This is an old thread and and I didn't scroll through all of it, so I'm. sorry if I'm repeating anything. Nomination for worst station of all time WERM, Wapakoneta, Ohio. Located between Wapakoneta and St Marys, this FM was family operated----the epitome of mom and pop. The audio was bad from beginning to end, distorted and off LPs. It was Beautiful Music by day, then the kids took over for the 6 to 10 club, which was sort of top 40. They did carry Wolfman Jack's show for the US Air Force, as well as some of the others geared to other formats, including Al Gee's soul show. Eventually the station was left to the sons, who turned it into.....a hobby with screeching rock, and vinyl records worn beyond ability to play. I worked at this station when the next ownership took over. It was a technical mess.....safety interlock disabled on the transmitter, other disasters. The station became A/C WAXC, and eventually top 40 WZOQ. I believe it's sports now.
Also, from way back, WPGW, a daytime on 1440 in Portland, IN. Owned by founder Glenn West and his wife, the two ran the station until it was sold around 1974. An FM CP was built out after that. Under the Wests, the format was album sides and 3 of the 4 ABC networks. You'd often hear Mrs. West talking between the Contemporary and Information feeds in a sing-songy voice "your ABC Network News Station, WPGW in Portland, Indiana.".

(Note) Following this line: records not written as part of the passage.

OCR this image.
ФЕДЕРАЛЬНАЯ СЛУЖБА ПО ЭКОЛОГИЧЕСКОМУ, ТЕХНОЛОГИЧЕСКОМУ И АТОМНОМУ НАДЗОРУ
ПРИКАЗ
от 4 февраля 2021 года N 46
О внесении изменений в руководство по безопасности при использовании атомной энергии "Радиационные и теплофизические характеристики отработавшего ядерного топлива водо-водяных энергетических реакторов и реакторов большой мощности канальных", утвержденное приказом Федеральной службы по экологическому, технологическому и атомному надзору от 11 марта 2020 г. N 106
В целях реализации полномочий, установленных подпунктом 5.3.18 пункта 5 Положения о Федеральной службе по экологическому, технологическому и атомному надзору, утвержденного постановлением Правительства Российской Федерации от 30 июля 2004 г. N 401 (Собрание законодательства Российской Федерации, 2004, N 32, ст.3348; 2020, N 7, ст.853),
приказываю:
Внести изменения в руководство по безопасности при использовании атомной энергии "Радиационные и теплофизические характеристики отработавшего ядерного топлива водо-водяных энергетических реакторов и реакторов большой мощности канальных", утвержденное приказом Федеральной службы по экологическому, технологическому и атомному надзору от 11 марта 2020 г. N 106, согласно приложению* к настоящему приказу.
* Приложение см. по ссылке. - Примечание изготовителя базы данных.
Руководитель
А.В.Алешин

More recently, I'm going to nominate WSEV (AM930/now with translator at 104.1). (WSEV-FM, "MIXX 105.5 is under separate ownership). For many years, AM 930 was the voice of tourism in Sevier County....and, unlike others who have contributed to this board, I never had a problem with that, including the constant repetition. It wasn't there to be your go-to listen at work station; it was supposed to be tuned in when the visitor saw the billboard on I-40, and the station would provide enough enticement to get one to stop at the designated welcome center, and hopefully, sign up for a time share tour. Nothing wrong with that EXCEPT when the recording got so far out of date that it was talking about closed shows and attractions. The problem was, no one, apparently even the FCC, knew where the control point was. Once the decision was made to suspend operations, somehow the transmitter kicked back on and ran dead air for a couple of months. Bringing things to present day, the station was purchased by Bristol Broadcasting which ran a 3 song rotation for awhile, built out a translator, loaded music into the automation and forgot about it. It sounds like it's being fed by a cheap internet feed, or a cassette that's sat in a hot car all summer.